Bône a adopté l'évêque de Lille, parce que
lui-même a conquis les Bônois de toutes confessions et de
toutes tendances par sa paternelle bonté et son exquis sourire,
comme il a conquis depuis longtemps les travailleurs du Nord de la France
et en particulier les travailleurs nord-africains, si nombreux dans
son diocèse. L'hommage émouvant que lui ont rendu les
notabilités musulmanes du département de Constantine est
certainement le plus beau témoignage de gratitude qui pouvait
être offert au doyen des cardinaux de France pour l'uvre
sociale qu'il a entreprise.
Les cérémonies
de la consécration de la cathédrale
Samedi matin, tous les évêques d'Afrique et les dignitaires
de l'église étaient présents lorsque le cardinal
Liénart, après une courte procession, commença
à 8 h. 30 les cérémonies de la consécration
de la cathédrale. Il bénit d'abord l'extérieur
de l'édifice, puis, accompagné des membres de l'Épiscopat
et du Clergé seulement, il entra dans le sanctuaire au chant
du " Veni Creator ", dirigé par l'abbé Helfer,
tandis qu'une croix de Saint-André était tracée
au milieu de la nef avec des cendres, sur lesquelles le cardinal écrit
l'alphabet grec et l'alphabet latin symbolisant l'union des peuples
par Jésus-Christ. Ce fut ensuite la bénédiction
des deux autels latéraux, dont celui de Notre-Dame de Lourdes,
que Son Éminence consacra en même temps que S.E. Mgr Pinier
consacrait l'autre autel dédié à St-Paul. Quelques
instants après, le cardinal procéda à l'onction
de chacune des croix gravées sur les douze colonnes de l'édifice
qui recevait enfin sa dédicace.
Les cérémonies de la consécration des autels se
poursuivirent après qu'on eut porté en procession jusqu'aux
autels les reliques qui devaient être déposées dans
de petits tombeaux. Ces reliques sont celles de saint Victor et de saint
Fulgence, martyrs d'Afrique. Quand les mèches, placées
en forme de croix et alimentées par des grains d'encens, brûlent
sur les autels, on entend en même temps que les cloches le chant
de l'" A1leluia " : " Esprit Saint, remplissez les curs
de vos fidèles et allumez en eux le feu de votre amour ".
La messe solennelle
Il est près de midi. Le peuple est alors admis dans le sanctuaire
où il assistera à la messe célébrée
par Mgr Perrin au maître-autel. Son Éminence préside
au trône où figurent ses armoiries et sa devise : "
Miles Christi Jesu ".
Mgr Duval adresse alors publiquement ses souhaits de bienvenue à
Son Éminence, doyen des cardinaux français, grand apôtre
de l'évangile et ardent défenseur des travailleurs.

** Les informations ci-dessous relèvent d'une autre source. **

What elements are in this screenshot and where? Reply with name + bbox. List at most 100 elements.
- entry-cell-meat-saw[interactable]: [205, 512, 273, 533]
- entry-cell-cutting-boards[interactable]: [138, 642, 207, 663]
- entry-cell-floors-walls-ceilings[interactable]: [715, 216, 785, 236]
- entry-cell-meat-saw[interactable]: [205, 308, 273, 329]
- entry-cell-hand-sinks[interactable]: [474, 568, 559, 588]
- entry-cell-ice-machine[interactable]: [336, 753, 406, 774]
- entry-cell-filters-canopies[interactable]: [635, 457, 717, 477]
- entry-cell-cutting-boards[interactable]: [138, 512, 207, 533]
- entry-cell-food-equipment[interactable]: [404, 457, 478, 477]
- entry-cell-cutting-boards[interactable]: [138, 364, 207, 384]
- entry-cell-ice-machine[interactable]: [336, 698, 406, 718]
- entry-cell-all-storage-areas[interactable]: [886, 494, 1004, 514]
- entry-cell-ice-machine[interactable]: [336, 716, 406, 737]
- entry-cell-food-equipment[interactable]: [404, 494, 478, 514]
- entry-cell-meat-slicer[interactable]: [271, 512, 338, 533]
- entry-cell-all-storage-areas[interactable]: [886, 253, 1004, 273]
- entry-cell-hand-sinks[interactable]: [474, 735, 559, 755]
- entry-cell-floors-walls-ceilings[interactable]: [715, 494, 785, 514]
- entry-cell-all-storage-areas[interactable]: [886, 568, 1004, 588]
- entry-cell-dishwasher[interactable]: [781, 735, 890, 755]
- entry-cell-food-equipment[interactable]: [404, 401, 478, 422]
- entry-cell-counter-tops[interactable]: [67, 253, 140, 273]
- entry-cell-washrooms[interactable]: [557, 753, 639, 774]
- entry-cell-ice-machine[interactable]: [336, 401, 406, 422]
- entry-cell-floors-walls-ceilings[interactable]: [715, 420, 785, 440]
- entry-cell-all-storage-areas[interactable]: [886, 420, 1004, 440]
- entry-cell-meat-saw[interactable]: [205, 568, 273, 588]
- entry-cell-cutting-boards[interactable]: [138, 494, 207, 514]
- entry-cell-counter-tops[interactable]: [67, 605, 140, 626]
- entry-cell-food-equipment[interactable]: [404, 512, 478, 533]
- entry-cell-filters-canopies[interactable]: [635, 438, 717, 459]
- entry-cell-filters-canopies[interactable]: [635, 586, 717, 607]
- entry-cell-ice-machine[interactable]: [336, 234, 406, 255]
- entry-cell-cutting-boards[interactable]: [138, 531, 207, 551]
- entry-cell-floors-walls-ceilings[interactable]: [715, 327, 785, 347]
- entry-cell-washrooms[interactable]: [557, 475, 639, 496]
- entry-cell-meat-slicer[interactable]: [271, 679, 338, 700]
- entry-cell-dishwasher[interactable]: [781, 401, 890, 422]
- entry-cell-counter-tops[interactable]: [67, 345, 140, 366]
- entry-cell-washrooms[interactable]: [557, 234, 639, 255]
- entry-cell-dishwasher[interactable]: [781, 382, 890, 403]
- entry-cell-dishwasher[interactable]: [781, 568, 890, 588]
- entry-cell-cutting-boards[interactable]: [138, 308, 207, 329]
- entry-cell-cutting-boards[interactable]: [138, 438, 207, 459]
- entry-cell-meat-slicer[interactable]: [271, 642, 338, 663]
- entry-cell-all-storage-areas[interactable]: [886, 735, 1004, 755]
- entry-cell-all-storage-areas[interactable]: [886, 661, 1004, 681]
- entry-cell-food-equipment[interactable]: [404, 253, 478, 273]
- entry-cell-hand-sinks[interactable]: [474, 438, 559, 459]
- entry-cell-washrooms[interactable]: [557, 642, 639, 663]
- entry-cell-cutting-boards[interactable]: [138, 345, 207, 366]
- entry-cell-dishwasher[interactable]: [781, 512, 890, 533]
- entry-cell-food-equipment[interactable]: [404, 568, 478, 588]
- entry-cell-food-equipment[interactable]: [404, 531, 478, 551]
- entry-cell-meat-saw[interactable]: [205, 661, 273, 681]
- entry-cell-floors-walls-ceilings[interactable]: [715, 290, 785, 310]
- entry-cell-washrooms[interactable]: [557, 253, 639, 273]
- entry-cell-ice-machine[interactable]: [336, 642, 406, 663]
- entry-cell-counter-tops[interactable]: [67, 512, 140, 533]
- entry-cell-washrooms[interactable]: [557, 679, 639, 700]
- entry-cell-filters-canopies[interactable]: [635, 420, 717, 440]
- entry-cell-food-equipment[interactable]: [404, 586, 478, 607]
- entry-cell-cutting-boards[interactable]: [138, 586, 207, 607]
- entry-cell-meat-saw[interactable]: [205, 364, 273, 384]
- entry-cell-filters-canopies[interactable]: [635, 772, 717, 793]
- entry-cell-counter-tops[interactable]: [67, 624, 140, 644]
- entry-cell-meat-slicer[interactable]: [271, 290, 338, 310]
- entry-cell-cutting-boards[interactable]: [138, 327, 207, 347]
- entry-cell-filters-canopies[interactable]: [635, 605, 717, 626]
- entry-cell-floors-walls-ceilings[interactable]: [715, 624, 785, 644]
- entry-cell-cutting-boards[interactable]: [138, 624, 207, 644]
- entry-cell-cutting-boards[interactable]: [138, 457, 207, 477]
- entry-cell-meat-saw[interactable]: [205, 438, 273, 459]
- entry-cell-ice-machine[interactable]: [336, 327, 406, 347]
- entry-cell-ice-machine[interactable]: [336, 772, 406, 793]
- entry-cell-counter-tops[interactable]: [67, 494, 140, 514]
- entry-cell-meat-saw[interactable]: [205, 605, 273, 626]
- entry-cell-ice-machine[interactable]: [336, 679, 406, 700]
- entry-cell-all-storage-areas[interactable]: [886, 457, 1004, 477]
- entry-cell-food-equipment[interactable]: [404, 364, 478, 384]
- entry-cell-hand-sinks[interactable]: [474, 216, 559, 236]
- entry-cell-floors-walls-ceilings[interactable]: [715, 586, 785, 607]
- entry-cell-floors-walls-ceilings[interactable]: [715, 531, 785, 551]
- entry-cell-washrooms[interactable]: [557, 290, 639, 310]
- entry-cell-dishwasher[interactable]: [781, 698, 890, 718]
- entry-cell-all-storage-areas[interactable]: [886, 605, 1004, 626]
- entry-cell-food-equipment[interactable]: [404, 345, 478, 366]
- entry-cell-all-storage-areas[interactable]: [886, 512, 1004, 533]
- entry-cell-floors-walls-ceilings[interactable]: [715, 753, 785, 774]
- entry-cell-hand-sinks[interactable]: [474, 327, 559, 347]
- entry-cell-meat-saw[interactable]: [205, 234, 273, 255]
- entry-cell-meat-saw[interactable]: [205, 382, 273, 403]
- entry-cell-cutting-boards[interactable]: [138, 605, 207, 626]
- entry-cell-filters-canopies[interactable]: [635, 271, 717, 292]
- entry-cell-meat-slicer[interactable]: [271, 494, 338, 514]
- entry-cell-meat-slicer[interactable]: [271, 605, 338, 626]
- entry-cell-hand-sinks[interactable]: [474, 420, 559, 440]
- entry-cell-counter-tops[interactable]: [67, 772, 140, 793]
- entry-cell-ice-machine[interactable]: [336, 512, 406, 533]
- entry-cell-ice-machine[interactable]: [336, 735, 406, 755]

Rappelant les paroles de Mgr Dupuch : " Une cathédrale se
constuit dans la peine et une dédicace dans la joie ", l'évêque
de Constantine fit l'historique de cet édifice évoqua
les heures sombres de la guerre avec ses bombardements et ses innocentes
victimes pour dire la joie que Bône ressentait en accueillant
le cardinal Liénart à l'occasion de la consécration
de la cathédrale et les raisons que ses fidèles avaient
d'espérer.
La réception à
l'Hôtel de Ville
L'après-midi, après la visite de la basilique et des ruines,
une grande réception fut organisée à l'Hôtel
de Ville en l'honneur du cardinal. M. Pantaloni, député-maire
de Bône, saluent Son Éminence, déclara : "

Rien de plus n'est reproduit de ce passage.